Work on the farm had gone undone. He had thought to call Gabe, but had decided against it. He was not of a mind to supervise anyone. He was not of a mind to engage in anything but the rescue of his daughter from the clutches of Ector County Hospital, and after that the clutches of Carson Riggs and his scheming family. William and Grace Riggs must have known what Carson was going to do. By doing nothing, they had in fact colluded, wittingly or unwittingly, and now, even now—Ralph Wyatt watching his daughter fade before his eyes—they could have stepped in, could have insisted that their son relinquish whatever obsession he felt to punish her so severely. Rebecca was their daughter-in-law, after all. They were duty-bound to help, if not from any sense of loyalty they might feel toward Rebecca, then because their younger son had been the one to create this situation in the first place.
Ralph Wyatt was not
so narrow as to consider that Rebecca bore no responsibility for what had happened. The girl was a wild one—always had been, always would be. Took after her mother in that respect. Both she and Evan were as moths to flames. Ralph saw that, had been aware of it since they first met as children. They had grown up together, both Riggs boys and his daughter. He’d known that there would be a problem at some stage, that one of them would lose out, but if he’d been told that this would be the outcome, he would never have believed it.

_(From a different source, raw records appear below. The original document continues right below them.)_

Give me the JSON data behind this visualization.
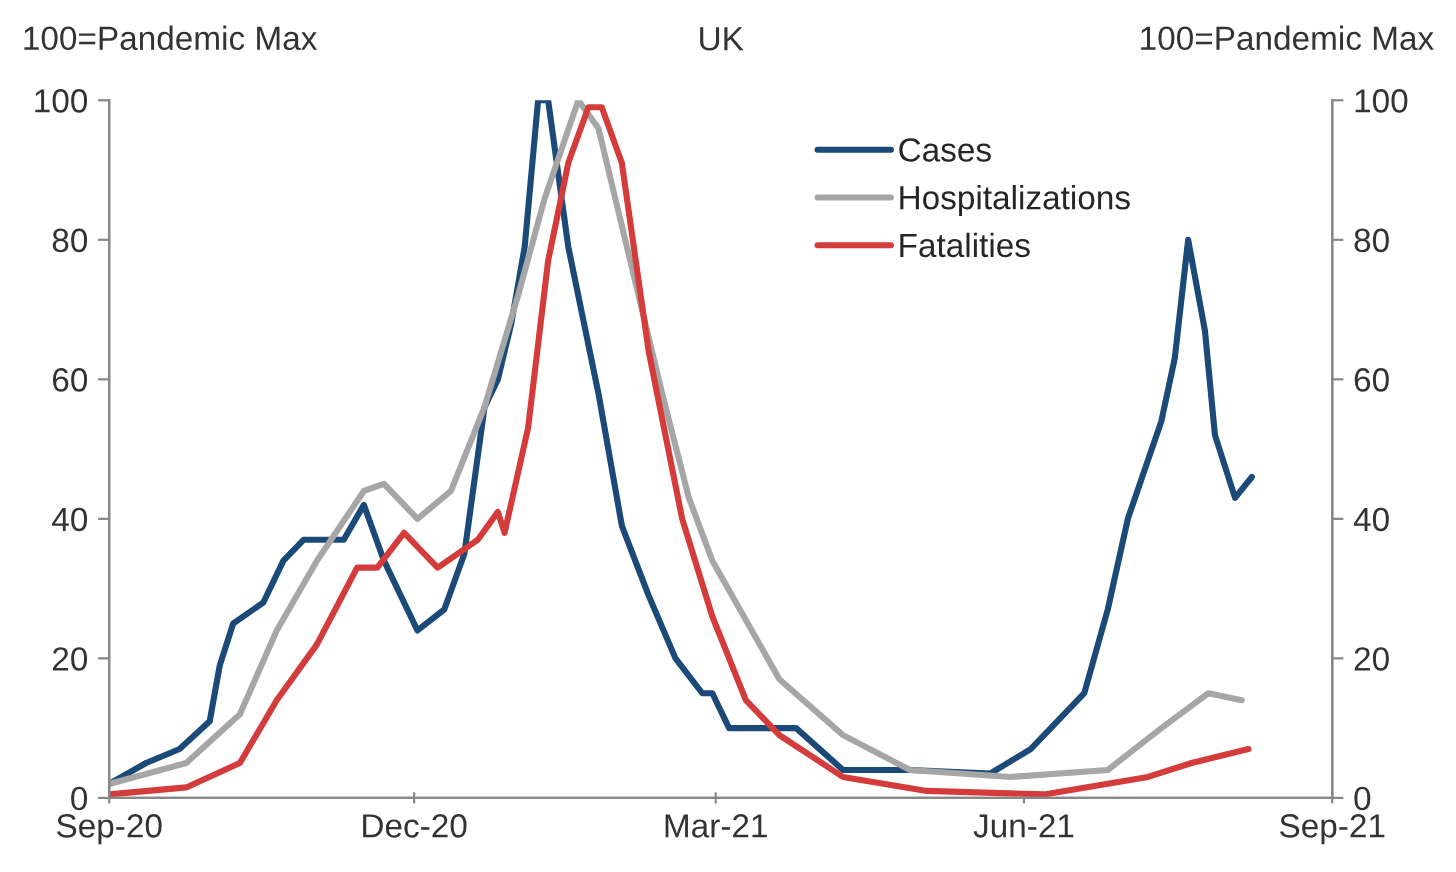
{
  "chart_data": {
    "type": "line",
    "title": "UK",
    "ylabel": "100=Pandemic Max",
    "y2label": "100=Pandemic Max",
    "xlim": [
      "2020-09-01",
      "2021-09-01"
    ],
    "xticks": [
      {
        "value": "2020-09-01",
        "label": "Sep-20"
      },
      {
        "value": "2020-12-01",
        "label": "Dec-20"
      },
      {
        "value": "2021-03-01",
        "label": "Mar-21"
      },
      {
        "value": "2021-06-01",
        "label": "Jun-21"
      },
      {
        "value": "2021-09-01",
        "label": "Sep-21"
      }
    ],
    "ylim": [
      0,
      100
    ],
    "yticks": [
      0,
      20,
      40,
      60,
      80,
      100
    ],
    "y2lim": [
      0,
      100
    ],
    "y2ticks": [
      0,
      20,
      40,
      60,
      80,
      100
    ],
    "grid": false,
    "legend": "top right",
    "marker": "none",
    "line_style": "solid",
    "series": [
      {
        "name": "Cases",
        "color": "#1b4a78",
        "x": [
          "2020-09-01",
          "2020-09-12",
          "2020-09-22",
          "2020-10-01",
          "2020-10-04",
          "2020-10-08",
          "2020-10-17",
          "2020-10-23",
          "2020-10-29",
          "2020-11-10",
          "2020-11-16",
          "2020-11-22",
          "2020-12-02",
          "2020-12-10",
          "2020-12-16",
          "2020-12-22",
          "2020-12-26",
          "2020-12-30",
          "2021-01-03",
          "2021-01-07",
          "2021-01-10",
          "2021-01-16",
          "2021-01-25",
          "2021-02-01",
          "2021-02-09",
          "2021-02-17",
          "2021-02-25",
          "2021-02-28",
          "2021-03-05",
          "2021-03-16",
          "2021-03-25",
          "2021-04-08",
          "2021-04-28",
          "2021-05-22",
          "2021-06-03",
          "2021-06-19",
          "2021-06-26",
          "2021-07-02",
          "2021-07-12",
          "2021-07-16",
          "2021-07-20",
          "2021-07-25",
          "2021-07-28",
          "2021-08-03",
          "2021-08-08"
        ],
        "values": [
          2,
          5,
          7,
          11,
          19,
          25,
          28,
          34,
          37,
          37,
          42,
          34,
          24,
          27,
          35,
          56,
          60,
          68,
          79,
          100,
          100,
          79,
          58,
          39,
          29,
          20,
          15,
          15,
          10,
          10,
          10,
          4,
          4,
          3.5,
          7,
          15,
          27,
          40,
          54,
          63,
          80,
          67,
          52,
          43,
          46
        ]
      },
      {
        "name": "Hospitalizations",
        "color": "#a6a6a6",
        "x": [
          "2020-09-01",
          "2020-09-24",
          "2020-10-10",
          "2020-10-21",
          "2020-11-02",
          "2020-11-16",
          "2020-11-22",
          "2020-12-02",
          "2020-12-12",
          "2020-12-22",
          "2021-01-01",
          "2021-01-09",
          "2021-01-19",
          "2021-01-25",
          "2021-02-01",
          "2021-02-13",
          "2021-02-21",
          "2021-02-28",
          "2021-03-20",
          "2021-04-08",
          "2021-04-28",
          "2021-05-28",
          "2021-06-26",
          "2021-07-12",
          "2021-07-26",
          "2021-08-05"
        ],
        "values": [
          2,
          5,
          12,
          24,
          34,
          44,
          45,
          40,
          44,
          56,
          72,
          86,
          100,
          96,
          82,
          58,
          43,
          34,
          17,
          9,
          4,
          3,
          4,
          10,
          15,
          14
        ]
      },
      {
        "name": "Fatalities",
        "color": "#d43c3c",
        "x": [
          "2020-09-01",
          "2020-09-24",
          "2020-10-10",
          "2020-10-21",
          "2020-11-02",
          "2020-11-14",
          "2020-11-20",
          "2020-11-28",
          "2020-12-08",
          "2020-12-20",
          "2020-12-26",
          "2020-12-28",
          "2021-01-04",
          "2021-01-10",
          "2021-01-16",
          "2021-01-22",
          "2021-01-26",
          "2021-02-01",
          "2021-02-09",
          "2021-02-19",
          "2021-02-28",
          "2021-03-10",
          "2021-03-20",
          "2021-04-08",
          "2021-05-03",
          "2021-06-07",
          "2021-07-08",
          "2021-07-21",
          "2021-08-07"
        ],
        "values": [
          0.5,
          1.5,
          5,
          14,
          22,
          33,
          33,
          38,
          33,
          37,
          41,
          38,
          53,
          77,
          91,
          99,
          99,
          91,
          64,
          40,
          26,
          14,
          9,
          3,
          1,
          0.5,
          3,
          5,
          7
        ]
      }
    ]
  }
}
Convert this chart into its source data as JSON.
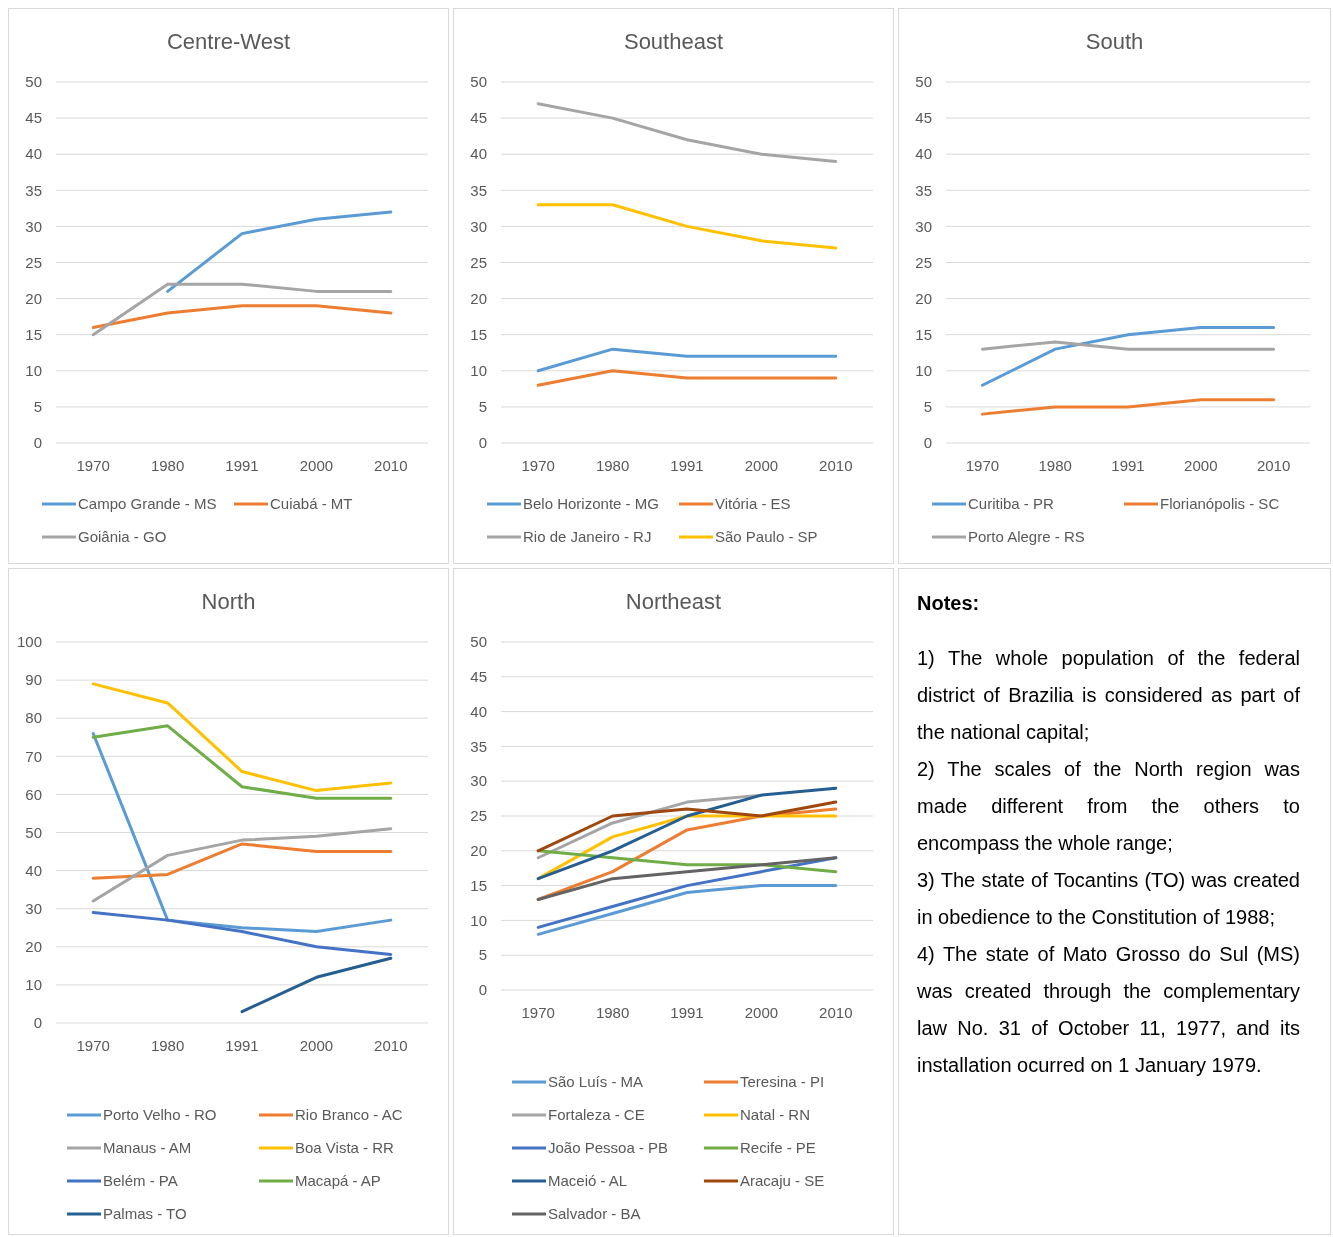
{
  "chart_data": [
    {
      "type": "line",
      "title": "Centre-West",
      "categories": [
        "1970",
        "1980",
        "1991",
        "2000",
        "2010"
      ],
      "ylim": [
        0,
        50
      ],
      "yticks": [
        0,
        5,
        10,
        15,
        20,
        25,
        30,
        35,
        40,
        45,
        50
      ],
      "grid": "y",
      "legend": "bottom",
      "series": [
        {
          "name": "Campo Grande - MS",
          "color": "#5b9bd5",
          "values": [
            null,
            21,
            29,
            31,
            32
          ]
        },
        {
          "name": "Cuiabá - MT",
          "color": "#ed7d31",
          "values": [
            16,
            18,
            19,
            19,
            18
          ]
        },
        {
          "name": "Goiânia - GO",
          "color": "#a5a5a5",
          "values": [
            15,
            22,
            22,
            21,
            21
          ]
        }
      ]
    },
    {
      "type": "line",
      "title": "Southeast",
      "categories": [
        "1970",
        "1980",
        "1991",
        "2000",
        "2010"
      ],
      "ylim": [
        0,
        50
      ],
      "yticks": [
        0,
        5,
        10,
        15,
        20,
        25,
        30,
        35,
        40,
        45,
        50
      ],
      "grid": "y",
      "legend": "bottom",
      "series": [
        {
          "name": "Belo Horizonte - MG",
          "color": "#5b9bd5",
          "values": [
            10,
            13,
            12,
            12,
            12
          ]
        },
        {
          "name": "Vitória - ES",
          "color": "#ed7d31",
          "values": [
            8,
            10,
            9,
            9,
            9
          ]
        },
        {
          "name": "Rio de Janeiro - RJ",
          "color": "#a5a5a5",
          "values": [
            47,
            45,
            42,
            40,
            39
          ]
        },
        {
          "name": "São Paulo - SP",
          "color": "#ffc000",
          "values": [
            33,
            33,
            30,
            28,
            27
          ]
        }
      ]
    },
    {
      "type": "line",
      "title": "South",
      "categories": [
        "1970",
        "1980",
        "1991",
        "2000",
        "2010"
      ],
      "ylim": [
        0,
        50
      ],
      "yticks": [
        0,
        5,
        10,
        15,
        20,
        25,
        30,
        35,
        40,
        45,
        50
      ],
      "grid": "y",
      "legend": "bottom",
      "series": [
        {
          "name": "Curitiba - PR",
          "color": "#5b9bd5",
          "values": [
            8,
            13,
            15,
            16,
            16
          ]
        },
        {
          "name": "Florianópolis - SC",
          "color": "#ed7d31",
          "values": [
            4,
            5,
            5,
            6,
            6
          ]
        },
        {
          "name": "Porto Alegre - RS",
          "color": "#a5a5a5",
          "values": [
            13,
            14,
            13,
            13,
            13
          ]
        }
      ]
    },
    {
      "type": "line",
      "title": "North",
      "categories": [
        "1970",
        "1980",
        "1991",
        "2000",
        "2010"
      ],
      "ylim": [
        0,
        100
      ],
      "yticks": [
        0,
        10,
        20,
        30,
        40,
        50,
        60,
        70,
        80,
        90,
        100
      ],
      "grid": "y",
      "legend": "bottom",
      "series": [
        {
          "name": "Porto Velho - RO",
          "color": "#5b9bd5",
          "values": [
            76,
            27,
            25,
            24,
            27
          ]
        },
        {
          "name": "Rio Branco - AC",
          "color": "#ed7d31",
          "values": [
            38,
            39,
            47,
            45,
            45
          ]
        },
        {
          "name": "Manaus - AM",
          "color": "#a5a5a5",
          "values": [
            32,
            44,
            48,
            49,
            51
          ]
        },
        {
          "name": "Boa Vista - RR",
          "color": "#ffc000",
          "values": [
            89,
            84,
            66,
            61,
            63
          ]
        },
        {
          "name": "Belém - PA",
          "color": "#4472c4",
          "values": [
            29,
            27,
            24,
            20,
            18
          ]
        },
        {
          "name": "Macapá - AP",
          "color": "#70ad47",
          "values": [
            75,
            78,
            62,
            59,
            59
          ]
        },
        {
          "name": "Palmas - TO",
          "color": "#255e91",
          "values": [
            null,
            null,
            3,
            12,
            17
          ]
        }
      ]
    },
    {
      "type": "line",
      "title": "Northeast",
      "categories": [
        "1970",
        "1980",
        "1991",
        "2000",
        "2010"
      ],
      "ylim": [
        0,
        50
      ],
      "yticks": [
        0,
        5,
        10,
        15,
        20,
        25,
        30,
        35,
        40,
        45,
        50
      ],
      "grid": "y",
      "legend": "bottom",
      "series": [
        {
          "name": "São Luís - MA",
          "color": "#5b9bd5",
          "values": [
            8,
            11,
            14,
            15,
            15
          ]
        },
        {
          "name": "Teresina - PI",
          "color": "#ed7d31",
          "values": [
            13,
            17,
            23,
            25,
            26
          ]
        },
        {
          "name": "Fortaleza - CE",
          "color": "#a5a5a5",
          "values": [
            19,
            24,
            27,
            28,
            null
          ]
        },
        {
          "name": "Natal - RN",
          "color": "#ffc000",
          "values": [
            16,
            22,
            25,
            25,
            25
          ]
        },
        {
          "name": "João Pessoa - PB",
          "color": "#4472c4",
          "values": [
            9,
            12,
            15,
            17,
            19
          ]
        },
        {
          "name": "Recife - PE",
          "color": "#70ad47",
          "values": [
            20,
            19,
            18,
            18,
            17
          ]
        },
        {
          "name": "Maceió - AL",
          "color": "#255e91",
          "values": [
            16,
            20,
            25,
            28,
            29
          ]
        },
        {
          "name": "Aracaju - SE",
          "color": "#9e480e",
          "values": [
            20,
            25,
            26,
            25,
            27
          ]
        },
        {
          "name": "Salvador - BA",
          "color": "#636363",
          "values": [
            13,
            16,
            17,
            18,
            19
          ]
        }
      ]
    },
    {
      "type": "other",
      "title": "Notes:",
      "annotations": [
        "1) The whole population of the federal district of Brazilia is considered as part of the national capital;",
        "2) The scales of the North region was made different from the others to encompass the whole range;",
        "3) The state of Tocantins (TO) was created in obedience to the Constitution of 1988;",
        "4) The state of Mato Grosso do Sul (MS) was created through the complementary law No. 31 of October 11, 1977, and its installation ocurred on 1 January 1979."
      ]
    }
  ]
}
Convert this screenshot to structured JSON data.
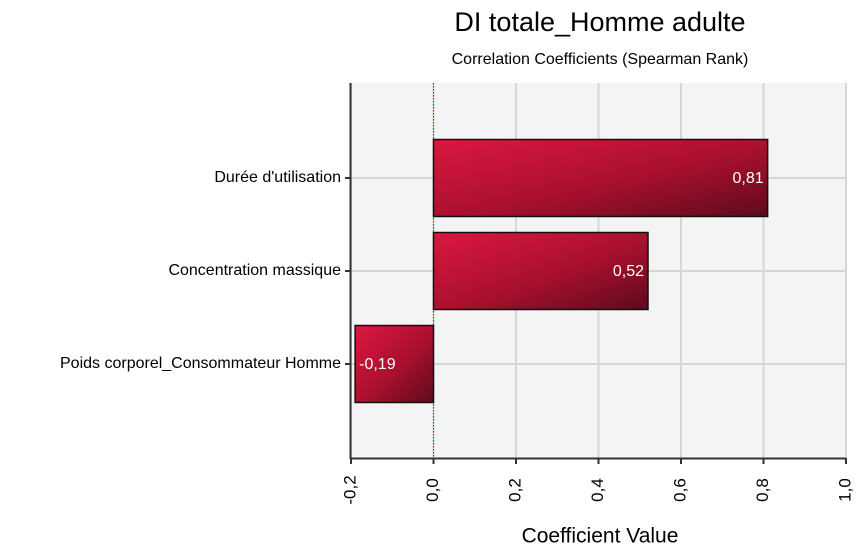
{
  "chart_data": {
    "type": "barh",
    "title": "DI totale_Homme adulte",
    "subtitle": "Correlation Coefficients (Spearman Rank)",
    "xlabel": "Coefficient Value",
    "categories": [
      "Durée d'utilisation",
      "Concentration massique",
      "Poids corporel_Consommateur Homme"
    ],
    "values": [
      0.81,
      0.52,
      -0.19
    ],
    "value_labels": [
      "0,81",
      "0,52",
      "-0,19"
    ],
    "color": "#c8102e",
    "xlim": [
      -0.2,
      1.0
    ],
    "xticks": [
      {
        "value": -0.2,
        "label": "-0,2"
      },
      {
        "value": 0.0,
        "label": "0,0"
      },
      {
        "value": 0.2,
        "label": "0,2"
      },
      {
        "value": 0.4,
        "label": "0,4"
      },
      {
        "value": 0.6,
        "label": "0,6"
      },
      {
        "value": 0.8,
        "label": "0,8"
      },
      {
        "value": 1.0,
        "label": "1,0"
      }
    ],
    "grid": true
  }
}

On a couple of occasions Ralph Wyatt had considered marching over to the Riggs place and confronting Carson, William, Grace. He had practiced his speech, the vehemence pouring out of him as he paced the kitchen, in his mind’s eye the Riggs family standing in front of him, all of them stunned into shamed silence as he told them exactly what he thought of them, as he demanded they do whatever was necessary to see his daughter out of that terrible place. But the words had stayed in his kitchen, and they had echoed back at him and lodged in his mind until they became bitter and twisted. He was aggrieved, distraught, wound tighter than a watch spring, and the thought to go on over there and vent his anger, to demand immediate action, just grew ever stronger. His daughter had to be out of that place, and if neither her husband nor the father of her child wanted her, then so be it. She would stay with her father, and as soon as was feasible, they would move away from this godforsaken place and disappear forever. He could help her raise the child. He would be the best grandfather a child could ever wish for.
The thought to kill Carson Riggs came like a bolt out of nowhere. It came with the force of a truck, and yet it arrived silently, almost gracefully, and it sat in and amongst Ralph Wyatt’s dark and twisted thoughts as if it had been there all along.